Wednesday, June 30, 2010
Chad Mitchell's Missing Wife: Iveta
at 3:30 PM
Australian man Chad Mitchell and his wife, Iveta, had an argument in the early morning hours of May 3, 2010, at which point Chad says his wife walked out on him. He says he followed her outside and saw her walking down the street with her cigarettes. But sadly, Iveta has not been heard from or seen since, and there has been no activities on her accounts since she was last seen.
Click here to watch the interview with Chad on Australia's 60 Minutes.
Australia's 60 Minutes (similar to the American show) featured the story on June 20, 2010. When I watch Chad in the early part of the segment, I immediately notice how he passes out flyers without making much eye contact. You would think if he was searching for someone who may have seen his wife, he would be watching their responses--looking for clues, but he doesn't. He looks more at his flyer than he does the people he is asking. It's notable to me.
(*My read more code is not working and I cannot figure out why, if someone is able to assist me, I would be appreciative).
Read moreWhen Chad first sits down with the interviewer, I notice his mouth agape. He appears almost like a deer in headlights. You would think a man who fears his wife met with foul play would be on a mission to find her, not sitting there without anything to say. Chad waits for the reporter to ask him questions throughout the interview. He never volunteers anything, sadly, in hopes of finding his wife.
The reporter asks Chad, "Did you murder your wife?" and Chad replies, "No." When he says this, notice he shows some tension in his body's response, almost a bit of a temper, if you ask me.
The reporter continues, "Did you harm her in any way?" Watch when Chad responds, he responds by squinting his eyes. It's a sign of anger. He appears to restrain himself, if you will. Chad could be angry if he is innocent or guilty. While it doesn't clue us in to deception, it does tell us this subject makes him angry should he deny so later.
When the reporter asks Chad, "Why should we believe you [that you didn't harm your wife]?" Chad's answer is not good. He doesn't say because I am innocent, because you are looking at the wrong guy. Instead he tells us that if he did it, he would have come forward. It's utter nonsense, frankly.
When Chad is asked to walk us through the events the last time he was with his wife, if you notice, Chad doesn't do it. Instead, he talks generally about their problems. It's notable.
Chad finishes the reporters sentence when the reporter repeats back that Chad told Iveta to "f-off". Chad says, "...she got up and walked out the front door." Listen to the tone Chad uses when he says this. It is soft and not confident in any way. Instead of showing true anger at himself for letting this happen, he sits there staring back at the reporter. You can almost feel him thinking, "Do you believe me?" There is something about his demeanor that is off.
Chad has a false start when he says, "She knows how much I love the kids and I wouldn't leave them, and she knows..kne..she knows that if something is wrong, I will be there for them all the time, as well."

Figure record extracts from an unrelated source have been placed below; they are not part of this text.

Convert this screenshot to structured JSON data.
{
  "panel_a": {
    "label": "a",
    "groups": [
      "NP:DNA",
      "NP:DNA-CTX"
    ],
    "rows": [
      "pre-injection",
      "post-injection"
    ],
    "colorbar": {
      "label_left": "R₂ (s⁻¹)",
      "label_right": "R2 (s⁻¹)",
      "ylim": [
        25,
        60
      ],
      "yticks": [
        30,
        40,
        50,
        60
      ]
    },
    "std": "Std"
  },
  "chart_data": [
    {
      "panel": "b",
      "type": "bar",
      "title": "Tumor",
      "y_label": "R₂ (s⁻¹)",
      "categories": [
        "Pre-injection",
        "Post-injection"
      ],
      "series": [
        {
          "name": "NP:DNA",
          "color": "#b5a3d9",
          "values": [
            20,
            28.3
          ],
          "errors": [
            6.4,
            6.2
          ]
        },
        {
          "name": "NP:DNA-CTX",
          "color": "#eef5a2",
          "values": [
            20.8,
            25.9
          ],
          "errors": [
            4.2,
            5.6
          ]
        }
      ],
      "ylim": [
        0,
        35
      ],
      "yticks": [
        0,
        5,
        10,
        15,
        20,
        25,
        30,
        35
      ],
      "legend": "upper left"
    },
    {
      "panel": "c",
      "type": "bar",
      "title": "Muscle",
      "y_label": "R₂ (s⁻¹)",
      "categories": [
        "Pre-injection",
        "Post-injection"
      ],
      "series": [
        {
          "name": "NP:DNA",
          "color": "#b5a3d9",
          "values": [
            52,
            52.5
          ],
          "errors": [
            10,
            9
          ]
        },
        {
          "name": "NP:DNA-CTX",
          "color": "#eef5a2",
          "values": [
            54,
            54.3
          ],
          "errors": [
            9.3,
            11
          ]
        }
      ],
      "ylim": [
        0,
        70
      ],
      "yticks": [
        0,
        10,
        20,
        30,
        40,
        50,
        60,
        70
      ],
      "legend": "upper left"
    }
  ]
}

Why is he having a hard time keeping his tense correct? Why would he even think of "knew" as in past tense? That's a huge red flag.
When the reporter asks Chad who put the wedding ring on his doorstep, Chad's answer is really weak. He says that he doesn't know. You would think he would say whoever is responsible for the foul play in my wife's disappearance!! He should say it with strength and conviction. Instead, he says, "I hoped it was her, letting us know that she is alright." That's flat out absurd.

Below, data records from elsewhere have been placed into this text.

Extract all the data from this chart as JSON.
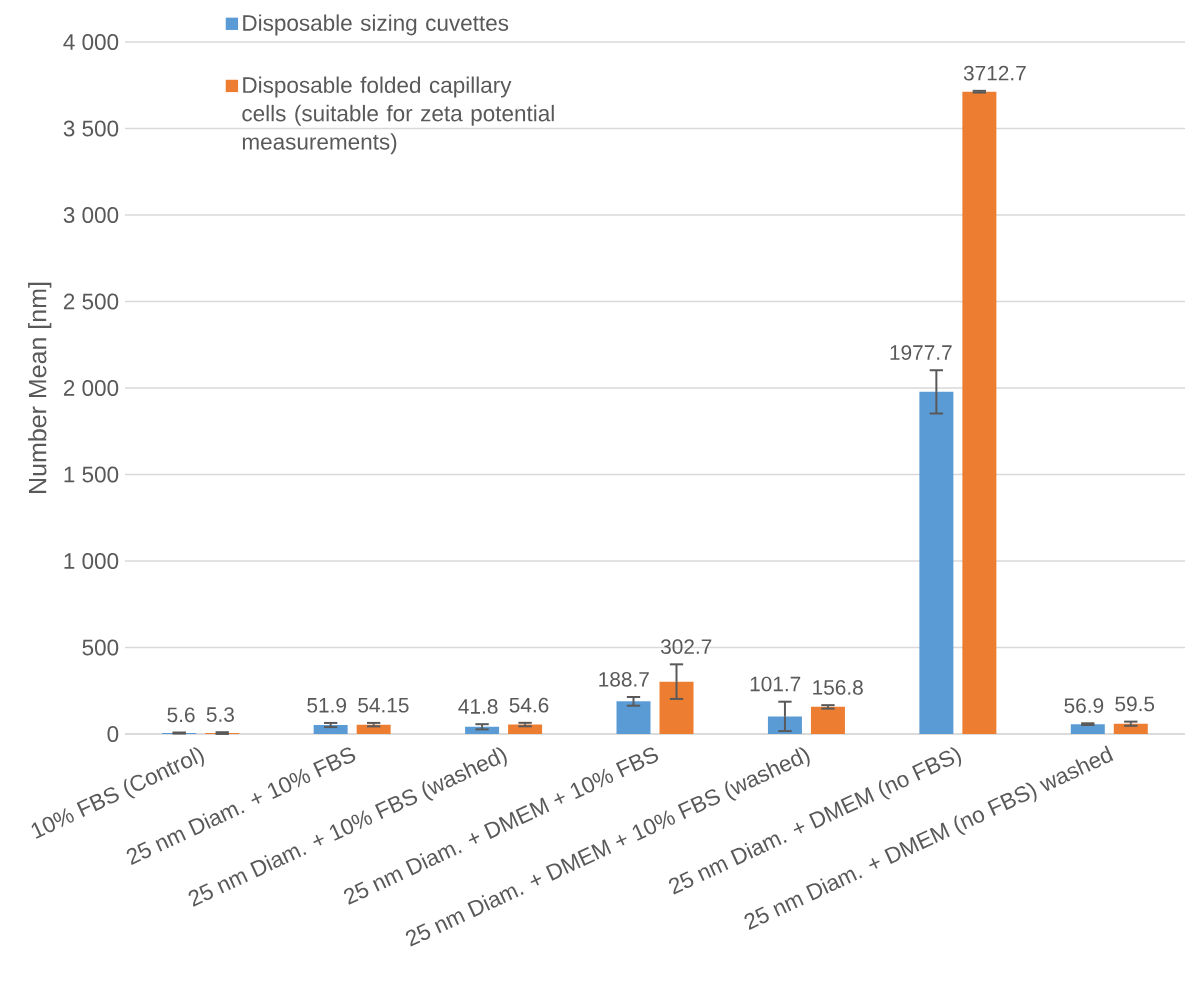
{
  "chart_data": {
    "type": "bar",
    "ylabel": "Number Mean [nm]",
    "categories": [
      "10% FBS (Control)",
      "25 nm Diam. + 10% FBS",
      "25 nm Diam. + 10% FBS (washed)",
      "25 nm Diam. + DMEM + 10% FBS",
      "25 nm Diam. + DMEM + 10% FBS (washed)",
      "25 nm Diam. + DMEM (no FBS)",
      "25 nm Diam. + DMEM (no FBS) washed"
    ],
    "series": [
      {
        "name": "Disposable sizing cuvettes",
        "color": "#5b9bd5",
        "values": [
          5.6,
          51.9,
          41.8,
          188.7,
          101.7,
          1977.7,
          56.9
        ],
        "errors": [
          3,
          12,
          15,
          25,
          85,
          125,
          5
        ],
        "value_labels": [
          "5.6",
          "51.9",
          "41.8",
          "188.7",
          "101.7",
          "1977.7",
          "56.9"
        ]
      },
      {
        "name": "Disposable folded capillary cells (suitable for zeta potential measurements)",
        "color": "#ed7d31",
        "values": [
          5.3,
          54.15,
          54.6,
          302.7,
          156.8,
          3712.7,
          59.5
        ],
        "errors": [
          5,
          10,
          10,
          100,
          10,
          5,
          12
        ],
        "value_labels": [
          "5.3",
          "54.15",
          "54.6",
          "302.7",
          "156.8",
          "3712.7",
          "59.5"
        ]
      }
    ],
    "ylim": [
      0,
      4000
    ],
    "yticks": [
      0,
      500,
      {
        "value": 1000,
        "label": "1 000"
      },
      {
        "value": 1500,
        "label": "1 500"
      },
      {
        "value": 2000,
        "label": "2 000"
      },
      {
        "value": 2500,
        "label": "2 500"
      },
      {
        "value": 3000,
        "label": "3 000"
      },
      {
        "value": 3500,
        "label": "3 500"
      },
      {
        "value": 4000,
        "label": "4 000"
      }
    ],
    "grid": "y",
    "legend": "top left"
  }
}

The reporter immediately questions Chad about the rings and says if they came from her, why don't they have finger prints on them? Chad has no answer. Then he changes his answer and says, "Obviously she didn't put them there then."
If Chad is innocent, he shouldn't be waffling and "hoping" she left them. It's absurd! It would only make sense if he was deluding himself, if you ask me. An innocent man would say that this is concrete proof there was foul play, but Chad doesn't. This is huge!! His lack of concern here about "this proof" is alarming. An innocent person would stand strong on this. They wouldn't "hope" it was their wife leaving them a message, for Pete's sake. Missing emotions are as powerful as those expressed, its just few people take notice of them.
Chad eventually gets up and says he can't do the interview anymore. I think he feels cornered into a hole that he couldn't escape, so he disrupts the interview.
What is fascinating is when Chad returns to the interview, he doesn't say how upset and worried he is for Iveta. Instead he talks about how hurt he was that he had to recall all the interviews he endured. This is clearly not about Iveta. This is all about Chad.
But what is by far the most interesting part in this interview is when the reporter says what do you think has happened to her, and Chad says, "The worst. Someone's done something to her and she can't come home. The reporter says, "Someone's killed her. That's what you truly believe." At this point, we see real grief on the part of Chad, but is it grief for himself? He says, "Feeling like that now, yes."
When the reporter says that if you didn't do it, then we have to believe that a killer pounced her on the very night that you had an argument. Watch Chad's response, "Possibly, yeah."
If he didn't do anything, he should have no doubt about it. Possibly is a hedge word, and shows a total lack of conviction for what he is saying. Chad doesn't want to commit to anything, for good reason. Chad, in my eyes, know a lot more than he is telling us.